I doubt that most candidates would read Puritan works on the Sabbath, though I did pick up a copy of _The True Doctrine of the Sabbath_ at the RHB booth and saw some others doing the same. Some of that lack of study may be indifference or lack of emphasis placed on the Sabbath. Some of it is probably the sheer volume of what one is required to read in seminary and in studying for ordination. 

I observed Overtures just as they were wrapping up their discussion and taking the vote. I really didn't hear much from those wanting the study committee though. Lane Keister was on overtures and gave a good speech towards the end.


----------



## NaphtaliPress (Jun 12, 2015)

RHB thanks you I'm sure (and I do as well; but they have a boatload of copies to move). 
Good for Lane.


----------



## greenbaggins (Jun 12, 2015)

The OC got a bit heated in some of its discussion. However, what carried the day was the simple fact that people can already declare a difference with the clause if they so desire. In other words, our system isn't broken. Of course, many do without realizing that they might not in fact be differing from the Standards at all. Dr. Neil Stewart gave some really excellent comments on this during the debate (he was on the OC), as did Jon Payne on Monday night, during the evening of confessional concern and prayer.


----------



## NaphtaliPress (Jun 12, 2015)

Are Jon Payne's comments preserved anywhere online? 


greenbaggins said:


> The OC got a bit heated in some of its discussion. However, what carried the day was the simple fact that people can already declare a difference with the clause if they so desire. In other words, our system isn't broken. Of course, many do without realizing that they might not in fact be differing from the Standards at all. Dr. Neil Stewart gave some really excellent comments on this during the debate (he was on the OC), as did Jon Payne on Monday night, during the evening of confessional concern and prayer.


----------



## NaphtaliPress (Jun 14, 2015)

Jon Payne's comments are online now in audio, beginning around minute 27; the interface is clunky but well worth the listen. My outline is below.
http://www.cliffwoodpca.com/sermons/ECCP-Audio.mp3
5 reasons against overtures 2 and 9. Jon D. Payne. 
The audio from the 2nd night of Confessional concern and prayer
1. We need Reformation not Deformation. 
The Westminster Standards don't need changing, we need changing. 
It is not our confession that needs reforming it is we that need reforming.
2. We learn from Scripture and good and necessary consequence that the Sabbath
was not designed for recreation but for worship.
3. The prohibition of recreation on the Sabbath will always be debated as to its nature and extent.
4. Procedure.
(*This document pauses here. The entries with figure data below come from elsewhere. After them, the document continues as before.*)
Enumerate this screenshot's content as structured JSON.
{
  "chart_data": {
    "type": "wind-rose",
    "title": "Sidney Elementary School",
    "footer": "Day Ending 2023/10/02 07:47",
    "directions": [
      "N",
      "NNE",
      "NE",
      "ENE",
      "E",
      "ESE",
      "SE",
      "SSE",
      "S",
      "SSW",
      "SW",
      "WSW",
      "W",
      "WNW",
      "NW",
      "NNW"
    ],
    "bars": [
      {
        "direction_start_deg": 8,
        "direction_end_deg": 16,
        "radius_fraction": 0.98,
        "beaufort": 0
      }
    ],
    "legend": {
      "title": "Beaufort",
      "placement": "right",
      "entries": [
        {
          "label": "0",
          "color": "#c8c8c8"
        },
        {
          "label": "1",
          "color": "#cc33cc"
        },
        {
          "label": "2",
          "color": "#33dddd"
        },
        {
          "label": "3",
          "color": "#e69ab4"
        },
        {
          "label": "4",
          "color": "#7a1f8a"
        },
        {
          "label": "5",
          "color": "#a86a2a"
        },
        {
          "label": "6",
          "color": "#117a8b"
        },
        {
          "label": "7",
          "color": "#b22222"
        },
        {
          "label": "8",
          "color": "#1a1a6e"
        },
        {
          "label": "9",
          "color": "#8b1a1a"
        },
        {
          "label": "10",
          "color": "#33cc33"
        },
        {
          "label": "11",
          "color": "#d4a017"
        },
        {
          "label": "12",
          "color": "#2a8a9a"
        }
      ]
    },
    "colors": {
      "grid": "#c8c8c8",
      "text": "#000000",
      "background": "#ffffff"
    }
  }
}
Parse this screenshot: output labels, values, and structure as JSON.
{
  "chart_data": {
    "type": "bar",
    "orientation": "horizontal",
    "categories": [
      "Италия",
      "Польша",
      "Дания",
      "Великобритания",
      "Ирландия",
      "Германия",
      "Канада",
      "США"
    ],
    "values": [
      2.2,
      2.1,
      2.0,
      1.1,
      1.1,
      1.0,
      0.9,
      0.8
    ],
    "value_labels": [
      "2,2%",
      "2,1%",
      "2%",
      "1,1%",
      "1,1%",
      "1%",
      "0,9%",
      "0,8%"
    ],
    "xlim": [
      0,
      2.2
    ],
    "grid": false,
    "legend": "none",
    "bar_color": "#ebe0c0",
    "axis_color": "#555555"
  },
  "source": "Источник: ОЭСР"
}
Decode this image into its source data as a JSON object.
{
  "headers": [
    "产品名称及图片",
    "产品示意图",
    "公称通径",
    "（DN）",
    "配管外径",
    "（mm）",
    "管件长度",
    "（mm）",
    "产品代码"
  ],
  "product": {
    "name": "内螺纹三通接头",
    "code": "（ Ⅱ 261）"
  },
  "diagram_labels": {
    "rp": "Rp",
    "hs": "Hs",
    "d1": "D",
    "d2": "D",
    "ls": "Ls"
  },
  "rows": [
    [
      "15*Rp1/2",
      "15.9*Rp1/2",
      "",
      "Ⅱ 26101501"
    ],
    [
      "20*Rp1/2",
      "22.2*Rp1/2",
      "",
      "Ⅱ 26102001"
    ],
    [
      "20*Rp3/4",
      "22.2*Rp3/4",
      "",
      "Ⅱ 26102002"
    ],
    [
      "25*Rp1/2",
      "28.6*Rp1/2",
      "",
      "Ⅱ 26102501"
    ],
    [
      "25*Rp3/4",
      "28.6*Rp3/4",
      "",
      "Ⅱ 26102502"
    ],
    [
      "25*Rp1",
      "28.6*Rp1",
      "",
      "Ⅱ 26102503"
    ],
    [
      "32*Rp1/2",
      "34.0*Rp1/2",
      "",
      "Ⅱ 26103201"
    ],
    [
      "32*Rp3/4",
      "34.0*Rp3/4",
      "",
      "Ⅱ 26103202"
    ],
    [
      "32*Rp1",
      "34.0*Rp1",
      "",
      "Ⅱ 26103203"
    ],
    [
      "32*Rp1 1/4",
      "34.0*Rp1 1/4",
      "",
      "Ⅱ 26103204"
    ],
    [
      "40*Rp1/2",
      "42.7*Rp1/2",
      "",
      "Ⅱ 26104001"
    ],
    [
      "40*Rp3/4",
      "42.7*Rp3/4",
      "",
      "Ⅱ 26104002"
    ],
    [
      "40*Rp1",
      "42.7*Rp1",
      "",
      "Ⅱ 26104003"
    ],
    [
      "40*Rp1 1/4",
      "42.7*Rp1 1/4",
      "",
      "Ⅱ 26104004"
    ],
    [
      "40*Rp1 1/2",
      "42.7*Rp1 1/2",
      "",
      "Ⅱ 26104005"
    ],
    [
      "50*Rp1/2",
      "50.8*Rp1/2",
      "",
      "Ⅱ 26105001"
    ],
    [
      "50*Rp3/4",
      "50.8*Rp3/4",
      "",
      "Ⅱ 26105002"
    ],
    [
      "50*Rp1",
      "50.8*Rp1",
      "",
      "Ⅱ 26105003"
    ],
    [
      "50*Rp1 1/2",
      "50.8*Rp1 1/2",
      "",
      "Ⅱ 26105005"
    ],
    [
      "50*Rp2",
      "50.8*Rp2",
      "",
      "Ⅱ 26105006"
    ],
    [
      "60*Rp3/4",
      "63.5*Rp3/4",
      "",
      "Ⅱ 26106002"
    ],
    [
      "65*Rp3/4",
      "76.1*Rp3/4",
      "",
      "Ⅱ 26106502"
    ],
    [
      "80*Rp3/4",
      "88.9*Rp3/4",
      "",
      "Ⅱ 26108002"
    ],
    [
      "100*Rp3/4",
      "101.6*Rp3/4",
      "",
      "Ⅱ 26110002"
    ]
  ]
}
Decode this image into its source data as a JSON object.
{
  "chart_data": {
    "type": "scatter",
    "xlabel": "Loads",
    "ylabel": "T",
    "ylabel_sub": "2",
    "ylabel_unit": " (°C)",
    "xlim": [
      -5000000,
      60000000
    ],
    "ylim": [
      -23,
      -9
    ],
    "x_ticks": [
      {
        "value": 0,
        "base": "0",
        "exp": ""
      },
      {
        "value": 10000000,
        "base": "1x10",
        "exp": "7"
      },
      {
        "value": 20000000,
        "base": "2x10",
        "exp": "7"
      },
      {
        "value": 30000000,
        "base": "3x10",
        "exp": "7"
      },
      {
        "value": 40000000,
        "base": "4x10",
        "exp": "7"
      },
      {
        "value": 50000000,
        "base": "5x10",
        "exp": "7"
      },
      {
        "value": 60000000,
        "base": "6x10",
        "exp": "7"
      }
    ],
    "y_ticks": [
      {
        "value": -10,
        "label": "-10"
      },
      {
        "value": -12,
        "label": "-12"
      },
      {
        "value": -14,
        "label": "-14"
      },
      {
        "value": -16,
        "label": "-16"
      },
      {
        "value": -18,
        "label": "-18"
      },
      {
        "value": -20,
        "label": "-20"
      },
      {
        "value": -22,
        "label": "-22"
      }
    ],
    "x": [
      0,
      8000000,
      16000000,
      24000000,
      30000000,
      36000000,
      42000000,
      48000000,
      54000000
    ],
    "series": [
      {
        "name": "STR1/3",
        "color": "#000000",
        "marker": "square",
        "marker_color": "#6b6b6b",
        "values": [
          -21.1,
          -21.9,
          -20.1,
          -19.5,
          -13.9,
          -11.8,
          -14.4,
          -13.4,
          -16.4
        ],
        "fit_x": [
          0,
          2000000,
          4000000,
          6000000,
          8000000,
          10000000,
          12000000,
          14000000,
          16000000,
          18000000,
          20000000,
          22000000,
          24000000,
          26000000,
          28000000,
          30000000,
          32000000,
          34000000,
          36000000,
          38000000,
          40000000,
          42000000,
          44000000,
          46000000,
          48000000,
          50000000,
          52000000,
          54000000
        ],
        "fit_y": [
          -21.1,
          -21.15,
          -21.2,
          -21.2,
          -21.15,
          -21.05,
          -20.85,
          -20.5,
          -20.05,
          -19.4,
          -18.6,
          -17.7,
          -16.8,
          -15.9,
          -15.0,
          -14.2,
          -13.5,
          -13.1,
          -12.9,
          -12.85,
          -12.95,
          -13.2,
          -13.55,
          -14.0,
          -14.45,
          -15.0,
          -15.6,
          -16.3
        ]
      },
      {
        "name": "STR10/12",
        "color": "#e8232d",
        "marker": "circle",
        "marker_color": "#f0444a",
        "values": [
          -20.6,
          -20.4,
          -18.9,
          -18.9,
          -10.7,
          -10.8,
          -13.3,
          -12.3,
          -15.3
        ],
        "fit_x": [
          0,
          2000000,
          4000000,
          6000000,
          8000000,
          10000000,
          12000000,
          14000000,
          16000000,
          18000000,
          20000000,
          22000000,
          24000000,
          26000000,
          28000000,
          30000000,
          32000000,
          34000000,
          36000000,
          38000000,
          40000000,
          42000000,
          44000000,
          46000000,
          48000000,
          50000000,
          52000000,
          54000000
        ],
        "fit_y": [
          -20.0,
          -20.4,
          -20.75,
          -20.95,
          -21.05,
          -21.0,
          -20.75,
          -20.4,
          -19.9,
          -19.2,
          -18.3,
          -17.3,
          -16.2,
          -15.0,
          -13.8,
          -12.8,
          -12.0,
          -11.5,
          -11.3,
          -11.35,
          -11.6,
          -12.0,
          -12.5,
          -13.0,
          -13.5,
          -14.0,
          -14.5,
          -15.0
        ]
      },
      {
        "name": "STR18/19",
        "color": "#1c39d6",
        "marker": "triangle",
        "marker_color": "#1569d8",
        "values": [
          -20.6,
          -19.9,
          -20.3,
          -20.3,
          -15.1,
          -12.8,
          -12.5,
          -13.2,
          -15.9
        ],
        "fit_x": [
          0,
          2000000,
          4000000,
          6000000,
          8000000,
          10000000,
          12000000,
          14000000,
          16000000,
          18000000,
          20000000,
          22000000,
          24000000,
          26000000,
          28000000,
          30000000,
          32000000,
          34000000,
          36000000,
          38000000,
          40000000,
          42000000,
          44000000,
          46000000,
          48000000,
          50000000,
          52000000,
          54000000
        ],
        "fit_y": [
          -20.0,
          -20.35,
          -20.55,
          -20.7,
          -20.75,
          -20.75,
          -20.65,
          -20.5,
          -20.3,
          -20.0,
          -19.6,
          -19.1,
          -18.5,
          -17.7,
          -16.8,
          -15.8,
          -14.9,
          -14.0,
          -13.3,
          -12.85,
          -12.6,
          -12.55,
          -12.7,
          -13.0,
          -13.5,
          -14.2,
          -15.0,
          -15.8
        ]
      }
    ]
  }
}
If presbyteries want the standards amended, let presbyteries make their case and vote on the proposals.
5. Ovetures a wake up call to PCA to teaching soundly regarding the Lord's Day. theology and practice of faithful sabbath observance.
The day is not only commanded but a gift from the Lord.



NaphtaliPress said:


> Are Jon Payne's comments preserved anywhere online?
> 
> 
> greenbaggins said:
> ...


----------